6 minus 5 (original) = add an extra Address (Address2) field and leave the first section as the header, resulting in:
Header: Some Really Nice Place, Address1: 111 Street, Address2: Suite 101, Town: Beautiful Town, State/Province: Lovely State, Zip: Digits&Letters
Whereas there might be a discrepancy on where "111 Street" or "Suite 101" goes (Address1 or Address2), it at least gets the zip, state, city and address(s) lumped together and leaves the first section as the "Header" to the email address for data entry purposes.
Under this approach, foreign address get parsed like:
Foreign Name of Building, cross streets, district, A street name, A
City, ,zip, Country
Last section has no digit, so it must be a Country
That means, moving right to left, the second section is the zip
So now (foreign) you have an "original 6 sections" to subtract from the total of 7 in the example
7th section = country, 6th = zip, 5th = state (mostly blank on foreign address), 4th = City, 3rd = address1, 2nd = address2, 1st = header
We knew to use two address fields because the example had 7 sections and foreign addresses have a base of 6 sections. Any number of sections above the base are added to a second address2 field. If there are 3 sections above the base section count then they are appended to each inside the address2 field.
Coding
In this approach using VIM, how would I initially read the number of comma-delimited sections (after I've captured the entire address in a register)? How do I do submatch(es) on a series of comma-delimited sections for which I am not sure the number of sections that exist?
Example Addresses
Here are some practice address (US and Foreign) if you are so inclined to help:
City Gas & Electric - Bldg 4, 222 Middle Park Ct, CP4120F, Dallas, Texas, 44984
MHG Engineering, Inc. Suite 200, 9899 Balboa Ave, San Diego, California, 92123-1502
SolarWind Turbines, 2nd Floor Conference Room, 2300 Ruffin Road, Seattle, Washington, 84444
123 Aeronautics, 2239 Industry Parkway, Salt Lake City, Utah, 55344
Ongwanda Gov't Resources, 6000 Portsmouth Avenue, Ottawa, Ontario, K7M 8A6
Graylang Seray Center, 6600 Haig Rd, Singapore, , 437848, Singapore
Lot 459, Block 14, Jalan Sultan Tengah, Petra Jaya, Kuching, , 93050, Malaysia
Virtual Steel, 1 Umgazi Rd Aspec Park, Pretoria, , 0075, South Africa
Idiom Towers South, Fifth Floor, Jasmen Conference Room, 1500 Freedom Street, Pretoria, , 0002, South Africa
The following code is a draft-quality Vim script (hopefully) implementing the
address parsing routine described in the question.

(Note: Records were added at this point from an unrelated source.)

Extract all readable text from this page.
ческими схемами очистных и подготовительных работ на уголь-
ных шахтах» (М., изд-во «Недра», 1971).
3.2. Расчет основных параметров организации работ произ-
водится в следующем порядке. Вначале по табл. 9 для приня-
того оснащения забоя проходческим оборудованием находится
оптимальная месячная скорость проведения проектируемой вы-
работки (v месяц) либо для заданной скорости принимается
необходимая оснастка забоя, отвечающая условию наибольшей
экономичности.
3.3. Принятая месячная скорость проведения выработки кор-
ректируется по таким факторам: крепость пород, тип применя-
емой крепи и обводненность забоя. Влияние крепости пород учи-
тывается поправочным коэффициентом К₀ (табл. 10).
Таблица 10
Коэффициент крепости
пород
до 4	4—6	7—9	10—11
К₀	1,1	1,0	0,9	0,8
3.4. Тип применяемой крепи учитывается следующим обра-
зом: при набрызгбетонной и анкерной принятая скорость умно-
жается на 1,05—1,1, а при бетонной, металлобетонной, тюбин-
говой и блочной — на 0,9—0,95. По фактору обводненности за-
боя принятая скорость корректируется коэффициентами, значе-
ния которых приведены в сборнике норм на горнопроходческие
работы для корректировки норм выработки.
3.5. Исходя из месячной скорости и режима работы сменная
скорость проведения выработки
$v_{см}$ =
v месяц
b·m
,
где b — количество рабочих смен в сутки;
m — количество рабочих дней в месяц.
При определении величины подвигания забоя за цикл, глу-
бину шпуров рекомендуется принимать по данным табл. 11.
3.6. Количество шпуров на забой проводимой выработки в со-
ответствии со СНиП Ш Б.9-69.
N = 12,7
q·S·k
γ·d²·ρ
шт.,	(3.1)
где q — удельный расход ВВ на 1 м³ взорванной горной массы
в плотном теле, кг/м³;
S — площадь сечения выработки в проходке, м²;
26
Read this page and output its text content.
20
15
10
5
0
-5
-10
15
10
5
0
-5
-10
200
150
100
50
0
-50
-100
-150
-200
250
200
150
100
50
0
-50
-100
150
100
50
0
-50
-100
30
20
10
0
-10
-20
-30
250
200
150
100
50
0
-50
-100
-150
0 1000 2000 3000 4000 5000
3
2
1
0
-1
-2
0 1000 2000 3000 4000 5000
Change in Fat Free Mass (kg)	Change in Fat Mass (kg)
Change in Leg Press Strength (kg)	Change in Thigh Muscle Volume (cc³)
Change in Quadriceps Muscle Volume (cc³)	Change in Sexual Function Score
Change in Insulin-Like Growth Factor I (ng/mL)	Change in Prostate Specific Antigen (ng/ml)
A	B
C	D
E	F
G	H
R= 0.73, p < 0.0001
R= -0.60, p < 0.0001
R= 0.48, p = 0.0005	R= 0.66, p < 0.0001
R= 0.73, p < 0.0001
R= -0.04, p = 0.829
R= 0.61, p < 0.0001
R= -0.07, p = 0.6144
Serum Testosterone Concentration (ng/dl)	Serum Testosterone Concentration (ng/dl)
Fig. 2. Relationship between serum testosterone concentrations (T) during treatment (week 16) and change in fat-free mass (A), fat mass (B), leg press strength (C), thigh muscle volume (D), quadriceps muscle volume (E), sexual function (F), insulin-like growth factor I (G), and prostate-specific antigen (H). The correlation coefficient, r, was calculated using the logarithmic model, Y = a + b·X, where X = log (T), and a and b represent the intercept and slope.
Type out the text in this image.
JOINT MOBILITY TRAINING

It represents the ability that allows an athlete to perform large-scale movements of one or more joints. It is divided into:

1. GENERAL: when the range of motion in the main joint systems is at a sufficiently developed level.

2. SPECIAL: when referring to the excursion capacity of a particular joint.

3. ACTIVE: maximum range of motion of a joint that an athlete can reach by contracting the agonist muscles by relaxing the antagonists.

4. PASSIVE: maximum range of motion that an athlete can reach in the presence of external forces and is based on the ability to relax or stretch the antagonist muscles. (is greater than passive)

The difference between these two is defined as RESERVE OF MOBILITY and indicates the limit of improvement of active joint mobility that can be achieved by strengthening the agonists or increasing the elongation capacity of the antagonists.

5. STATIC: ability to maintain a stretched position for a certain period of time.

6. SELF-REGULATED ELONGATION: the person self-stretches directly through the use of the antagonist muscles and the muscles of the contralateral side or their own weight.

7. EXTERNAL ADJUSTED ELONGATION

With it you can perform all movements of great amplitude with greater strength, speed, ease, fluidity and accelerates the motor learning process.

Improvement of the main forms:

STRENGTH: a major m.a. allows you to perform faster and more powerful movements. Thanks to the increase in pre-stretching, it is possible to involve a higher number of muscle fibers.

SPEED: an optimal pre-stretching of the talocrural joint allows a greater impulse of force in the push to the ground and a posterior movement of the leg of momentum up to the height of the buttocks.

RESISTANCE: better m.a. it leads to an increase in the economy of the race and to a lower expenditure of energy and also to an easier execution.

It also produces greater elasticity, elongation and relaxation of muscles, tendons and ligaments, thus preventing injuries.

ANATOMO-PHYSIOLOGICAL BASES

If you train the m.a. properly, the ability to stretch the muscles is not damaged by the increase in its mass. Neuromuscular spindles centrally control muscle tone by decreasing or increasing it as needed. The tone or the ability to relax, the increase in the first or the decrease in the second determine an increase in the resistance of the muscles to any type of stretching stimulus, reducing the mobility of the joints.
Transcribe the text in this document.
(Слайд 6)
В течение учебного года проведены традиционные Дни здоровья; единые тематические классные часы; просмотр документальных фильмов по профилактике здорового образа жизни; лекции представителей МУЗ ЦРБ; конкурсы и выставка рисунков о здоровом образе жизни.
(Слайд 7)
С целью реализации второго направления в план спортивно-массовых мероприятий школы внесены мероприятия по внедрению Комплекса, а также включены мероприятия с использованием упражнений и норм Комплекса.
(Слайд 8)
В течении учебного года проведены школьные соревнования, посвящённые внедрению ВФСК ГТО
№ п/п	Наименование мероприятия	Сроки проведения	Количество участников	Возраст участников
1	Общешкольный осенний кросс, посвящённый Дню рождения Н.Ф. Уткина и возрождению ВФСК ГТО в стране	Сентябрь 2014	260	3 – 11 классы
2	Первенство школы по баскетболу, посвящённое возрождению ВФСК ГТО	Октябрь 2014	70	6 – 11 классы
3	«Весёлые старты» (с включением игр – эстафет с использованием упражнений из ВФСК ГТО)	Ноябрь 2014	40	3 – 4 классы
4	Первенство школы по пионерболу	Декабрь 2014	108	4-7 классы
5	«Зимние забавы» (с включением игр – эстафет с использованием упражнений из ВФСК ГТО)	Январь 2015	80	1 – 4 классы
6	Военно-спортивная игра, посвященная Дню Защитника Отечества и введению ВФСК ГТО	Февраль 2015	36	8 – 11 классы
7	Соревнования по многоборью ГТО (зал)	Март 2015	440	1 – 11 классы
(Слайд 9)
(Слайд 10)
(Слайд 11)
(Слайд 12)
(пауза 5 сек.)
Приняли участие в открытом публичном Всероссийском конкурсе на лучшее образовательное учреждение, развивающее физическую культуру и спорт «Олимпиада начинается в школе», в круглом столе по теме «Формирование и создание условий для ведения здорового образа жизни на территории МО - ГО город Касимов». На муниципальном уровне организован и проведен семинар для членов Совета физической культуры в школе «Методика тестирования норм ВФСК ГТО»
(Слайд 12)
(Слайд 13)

function! ParseAddress(line)
let r = split(a:line, ',\s*', 1)
let hadcountry = r[-1] !~ '\d'
let a = {}
let a.country = hadcountry ? r[-1] : ''
let r = r[:-1-hadcountry]
let a.zip = r[-1]
let a.state = r[-2]
let a.city = r[-3]
let a.header = r[0]
let nleft = len(r) - 4
if hadcountry
let a.address1 = r[-4]
let a.address2 = join(r[1:nleft-1], ', ')
else
let a.address1 = r[1]
let a.address2 = join(r[2:nleft], ', ')
endif
return a
endfunction
function! FormatAddress(a)
let t = map([
\ ['Header', 'header'],
\ ['Address 1', 'address1'],
\ ['Address 2', 'address2'],
\ ['Town', 'city'],
\ ['State/Province', 'state'],
\ ['Country', 'country'],
\ ['Zip', 'zip']],
\ 'has_key(a:a, v:val[1]) && !empty(a:a[v:val[1]])' .
\ '? v:val[0] . ": " . a:a[v:val[1]] : ""')
return join(filter(t, '!empty(v:val)'), '; ')
endfunction
The command below can be used to test the above parsing routines.
:g/\w/call setline(line('.'), FormatAddress(ParseAddress(getline('.'))))
(One can provide a range to the :global command to run it through fewer
number of test address lines.)
Maybe you should review some of the other questions about addresses around the world. The USA and Canada are extraordinarily systematic with their systems; most other countries are a lot less rigorous about the approved formats. Anything you devise for the USA and Canada will run into issues almost immediately you deal with other addresses.
Best practices for storing postal addresses in a database
Is there a common street address database design for all addresses of the world
How many address fields would you use for a UK address
ISO Standard Street Addresses
There are probably other related questions: see the tag street-address for some of them.